A entrevista com Isolda Fernandes não
constou da série de reportagens “Histórias
da Resistência ao Regime Militar”,
publicadas na Tribuna do Norte. Natural
de Areia Branca/RN, mas ela foi a primeira
mulher presa pela polícia política
em Natal, após uma panfletagem na
entrada da antiga fábrica de confecções
“Guararapes”, na Avenida Bernardo
Vieira, onde hoje é o “Miduei”,
em Lagoa Seca. Guardei os apontamentos da
entrevista com Isolda durante 20 anos, atendendo
ao seu apelo nesse sentido, pois a sua mãe
passou mal quando soube que ela tinha falado
a um jornalista da TN. Mas um encontro casual
num corredor da “Policlinica do Alecrim”,
no 1º semestre de 2010, após
vê-la sair de um apartamento em que
estava internado um irmão dela, eu
a reconheci e disse que tinha feito uma
entrevista com ela, ainda não publicada.
“Não me lembrava mais dessa
entrevista, mas gostaria de lê-la”,
disse. A mãe dela pediu para ela
desistir da publicação da
entrevista. No mesmo local, avistei Haroldo,
outro irmão dela, meu contemporâneo
da Escola Industrial de Natal, nos anos
sessenta,mas isso é outra história.
Ela conta um pouco de sua militância
esquerdista.
P – Você entrou muito jovem
na luta armada?
Isolda – Não, eu vim de Areia
Branca, após ser interna em colégio
de Mossoró.
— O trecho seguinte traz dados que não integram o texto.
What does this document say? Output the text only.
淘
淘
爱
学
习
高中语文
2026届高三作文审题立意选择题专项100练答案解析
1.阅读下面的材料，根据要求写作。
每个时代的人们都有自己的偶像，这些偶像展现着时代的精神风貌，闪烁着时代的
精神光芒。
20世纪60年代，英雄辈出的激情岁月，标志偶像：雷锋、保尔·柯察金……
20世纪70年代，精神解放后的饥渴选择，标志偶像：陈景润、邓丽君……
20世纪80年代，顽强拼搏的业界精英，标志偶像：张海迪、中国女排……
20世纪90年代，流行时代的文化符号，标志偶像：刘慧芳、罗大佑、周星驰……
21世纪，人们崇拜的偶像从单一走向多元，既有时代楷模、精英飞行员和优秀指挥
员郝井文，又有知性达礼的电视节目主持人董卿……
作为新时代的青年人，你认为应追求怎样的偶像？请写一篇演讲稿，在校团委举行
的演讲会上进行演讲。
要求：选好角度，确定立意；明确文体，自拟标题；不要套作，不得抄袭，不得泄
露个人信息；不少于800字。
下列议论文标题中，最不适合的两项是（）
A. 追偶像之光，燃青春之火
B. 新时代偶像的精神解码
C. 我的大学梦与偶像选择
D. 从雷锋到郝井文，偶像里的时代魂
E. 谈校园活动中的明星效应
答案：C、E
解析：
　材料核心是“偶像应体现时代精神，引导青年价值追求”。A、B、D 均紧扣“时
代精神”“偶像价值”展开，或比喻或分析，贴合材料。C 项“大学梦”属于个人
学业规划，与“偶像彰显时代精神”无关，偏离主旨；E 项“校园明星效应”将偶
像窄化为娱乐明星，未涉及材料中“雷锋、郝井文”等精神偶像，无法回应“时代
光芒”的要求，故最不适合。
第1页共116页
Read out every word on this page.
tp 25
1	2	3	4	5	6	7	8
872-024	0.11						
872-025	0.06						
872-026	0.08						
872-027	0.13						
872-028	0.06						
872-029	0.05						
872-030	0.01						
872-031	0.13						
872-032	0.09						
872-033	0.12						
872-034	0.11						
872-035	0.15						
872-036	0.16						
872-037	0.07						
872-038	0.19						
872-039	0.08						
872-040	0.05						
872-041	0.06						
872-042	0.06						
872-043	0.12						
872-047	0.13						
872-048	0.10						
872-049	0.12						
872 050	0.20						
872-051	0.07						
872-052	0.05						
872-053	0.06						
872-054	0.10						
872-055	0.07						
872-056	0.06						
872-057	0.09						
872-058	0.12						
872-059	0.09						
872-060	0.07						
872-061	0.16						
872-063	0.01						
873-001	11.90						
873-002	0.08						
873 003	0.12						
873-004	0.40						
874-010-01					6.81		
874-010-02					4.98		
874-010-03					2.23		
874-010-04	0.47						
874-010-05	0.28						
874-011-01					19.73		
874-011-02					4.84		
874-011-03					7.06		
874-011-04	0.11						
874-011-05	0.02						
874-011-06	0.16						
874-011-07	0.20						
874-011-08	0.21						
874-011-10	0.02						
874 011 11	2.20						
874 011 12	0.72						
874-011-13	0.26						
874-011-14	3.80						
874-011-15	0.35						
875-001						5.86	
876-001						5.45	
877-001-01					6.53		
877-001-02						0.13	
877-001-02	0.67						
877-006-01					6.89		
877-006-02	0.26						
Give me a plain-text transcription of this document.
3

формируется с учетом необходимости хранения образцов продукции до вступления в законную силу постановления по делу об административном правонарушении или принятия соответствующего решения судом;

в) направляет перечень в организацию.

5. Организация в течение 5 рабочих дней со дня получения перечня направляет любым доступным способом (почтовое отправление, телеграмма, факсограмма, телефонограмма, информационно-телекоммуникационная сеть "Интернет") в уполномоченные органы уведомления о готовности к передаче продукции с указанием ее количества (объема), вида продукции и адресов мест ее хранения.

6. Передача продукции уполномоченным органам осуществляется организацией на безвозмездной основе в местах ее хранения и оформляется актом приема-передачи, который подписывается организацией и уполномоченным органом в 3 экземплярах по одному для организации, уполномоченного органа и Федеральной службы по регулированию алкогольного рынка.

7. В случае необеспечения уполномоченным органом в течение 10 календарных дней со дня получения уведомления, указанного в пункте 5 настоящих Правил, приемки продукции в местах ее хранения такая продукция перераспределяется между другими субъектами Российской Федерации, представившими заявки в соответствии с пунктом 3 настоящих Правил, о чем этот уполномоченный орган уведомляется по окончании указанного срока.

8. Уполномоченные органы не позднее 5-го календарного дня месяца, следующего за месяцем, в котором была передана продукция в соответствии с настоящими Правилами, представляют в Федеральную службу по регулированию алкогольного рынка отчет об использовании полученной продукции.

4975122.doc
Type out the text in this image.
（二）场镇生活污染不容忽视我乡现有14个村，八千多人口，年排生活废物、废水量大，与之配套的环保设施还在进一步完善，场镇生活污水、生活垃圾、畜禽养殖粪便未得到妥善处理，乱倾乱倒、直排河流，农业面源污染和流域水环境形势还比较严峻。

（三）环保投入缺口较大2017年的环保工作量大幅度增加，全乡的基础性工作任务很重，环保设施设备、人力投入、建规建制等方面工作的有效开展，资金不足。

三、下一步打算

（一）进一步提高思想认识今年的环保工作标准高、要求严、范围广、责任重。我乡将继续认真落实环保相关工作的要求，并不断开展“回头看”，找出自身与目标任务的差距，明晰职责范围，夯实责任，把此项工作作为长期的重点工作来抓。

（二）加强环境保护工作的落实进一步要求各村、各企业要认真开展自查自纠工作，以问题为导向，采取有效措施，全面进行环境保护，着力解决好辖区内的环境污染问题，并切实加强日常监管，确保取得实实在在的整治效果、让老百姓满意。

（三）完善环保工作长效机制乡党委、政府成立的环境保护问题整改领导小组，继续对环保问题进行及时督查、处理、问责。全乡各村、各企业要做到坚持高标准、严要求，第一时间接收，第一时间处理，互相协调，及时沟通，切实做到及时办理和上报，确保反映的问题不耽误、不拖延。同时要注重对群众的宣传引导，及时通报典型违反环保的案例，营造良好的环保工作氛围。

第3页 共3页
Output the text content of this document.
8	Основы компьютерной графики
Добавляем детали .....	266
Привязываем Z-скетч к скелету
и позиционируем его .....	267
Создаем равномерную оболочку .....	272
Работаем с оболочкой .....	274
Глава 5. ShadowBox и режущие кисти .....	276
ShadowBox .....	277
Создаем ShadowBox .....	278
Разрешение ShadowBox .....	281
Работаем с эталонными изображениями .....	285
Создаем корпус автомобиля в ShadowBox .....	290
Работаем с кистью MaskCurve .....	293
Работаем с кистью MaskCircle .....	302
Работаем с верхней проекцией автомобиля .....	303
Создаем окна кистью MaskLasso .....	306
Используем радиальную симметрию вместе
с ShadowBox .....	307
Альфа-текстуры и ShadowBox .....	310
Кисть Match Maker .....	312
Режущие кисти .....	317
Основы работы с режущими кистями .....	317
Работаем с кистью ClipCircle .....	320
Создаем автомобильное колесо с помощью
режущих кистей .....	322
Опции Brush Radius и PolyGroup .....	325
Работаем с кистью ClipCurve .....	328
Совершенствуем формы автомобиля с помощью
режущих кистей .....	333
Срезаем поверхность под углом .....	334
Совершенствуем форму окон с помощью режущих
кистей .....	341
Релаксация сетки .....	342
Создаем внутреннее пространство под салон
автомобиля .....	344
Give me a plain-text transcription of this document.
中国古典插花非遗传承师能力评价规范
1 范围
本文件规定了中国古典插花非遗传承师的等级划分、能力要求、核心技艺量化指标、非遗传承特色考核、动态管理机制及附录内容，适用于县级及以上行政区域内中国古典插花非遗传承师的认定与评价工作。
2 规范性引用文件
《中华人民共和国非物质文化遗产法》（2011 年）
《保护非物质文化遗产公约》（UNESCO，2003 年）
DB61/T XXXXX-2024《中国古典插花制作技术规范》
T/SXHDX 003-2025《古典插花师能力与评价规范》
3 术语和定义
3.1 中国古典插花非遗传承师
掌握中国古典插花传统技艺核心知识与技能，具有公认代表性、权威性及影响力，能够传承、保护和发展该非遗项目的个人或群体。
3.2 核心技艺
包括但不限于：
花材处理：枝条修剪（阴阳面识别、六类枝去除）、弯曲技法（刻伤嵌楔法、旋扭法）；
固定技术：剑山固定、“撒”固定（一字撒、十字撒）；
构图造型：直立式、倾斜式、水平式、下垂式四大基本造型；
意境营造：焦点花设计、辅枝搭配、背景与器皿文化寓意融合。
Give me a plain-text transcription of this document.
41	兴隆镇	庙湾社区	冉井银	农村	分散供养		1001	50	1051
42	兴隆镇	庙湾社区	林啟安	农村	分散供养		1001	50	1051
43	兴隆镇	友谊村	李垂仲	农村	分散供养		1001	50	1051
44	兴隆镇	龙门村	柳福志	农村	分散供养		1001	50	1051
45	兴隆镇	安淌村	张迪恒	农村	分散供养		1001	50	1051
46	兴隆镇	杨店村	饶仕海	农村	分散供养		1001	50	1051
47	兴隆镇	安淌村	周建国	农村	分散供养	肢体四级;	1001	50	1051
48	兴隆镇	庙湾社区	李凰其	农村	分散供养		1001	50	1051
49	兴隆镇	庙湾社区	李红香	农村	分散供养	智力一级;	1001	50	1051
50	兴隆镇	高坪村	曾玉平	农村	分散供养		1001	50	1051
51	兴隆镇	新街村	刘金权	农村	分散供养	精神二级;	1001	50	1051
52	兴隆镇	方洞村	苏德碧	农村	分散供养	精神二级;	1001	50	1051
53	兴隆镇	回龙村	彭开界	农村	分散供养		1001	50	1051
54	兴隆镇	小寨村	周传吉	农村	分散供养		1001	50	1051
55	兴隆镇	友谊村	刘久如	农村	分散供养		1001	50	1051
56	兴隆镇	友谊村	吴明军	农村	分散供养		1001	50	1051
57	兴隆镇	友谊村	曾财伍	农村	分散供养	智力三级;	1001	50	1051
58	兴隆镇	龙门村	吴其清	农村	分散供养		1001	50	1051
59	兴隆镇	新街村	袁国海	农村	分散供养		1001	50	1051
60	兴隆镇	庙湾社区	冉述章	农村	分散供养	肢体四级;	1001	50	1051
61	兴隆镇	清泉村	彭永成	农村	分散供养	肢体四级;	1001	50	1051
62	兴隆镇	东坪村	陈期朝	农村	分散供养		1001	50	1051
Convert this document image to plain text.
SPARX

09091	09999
Não vim para o
movimento estudantil, mas para terminar
o ginasial no Colégio Maria Auxiliadora,
na avenida Hermes da Fonseca, Tirol, e continuar
minhas atividades estudantis e culturais
no grêmio. Nenhuma militância
político-partidária.
P – Então, você era de
uma família de classe média?
Isolda – Não, mas de condições
mais ou menos equilibradas. A minha permanência
no “Maria Auxiliadora” foi com
uma bolsa de estudos. Depois fui para o
Instituto Kennedy, participei da Juventude
Estudantil Católica-JEC, mas não
era conhecida.
P – E entrou num partido...
Isolda – De forma organizada, em partido
político, não. Tinha uma atuação
sob o ponto de vista cristão, buscando
a justiça, a igualdade. Quando entrei
na faculdade foi que houve esse ponto de
ligação para partido político.
P – Lembra das pessoas que atuaram
com você na JEC?
Isolda – Atuei com padre Costa, em
Natal, e com o padre Henrique, em Recife.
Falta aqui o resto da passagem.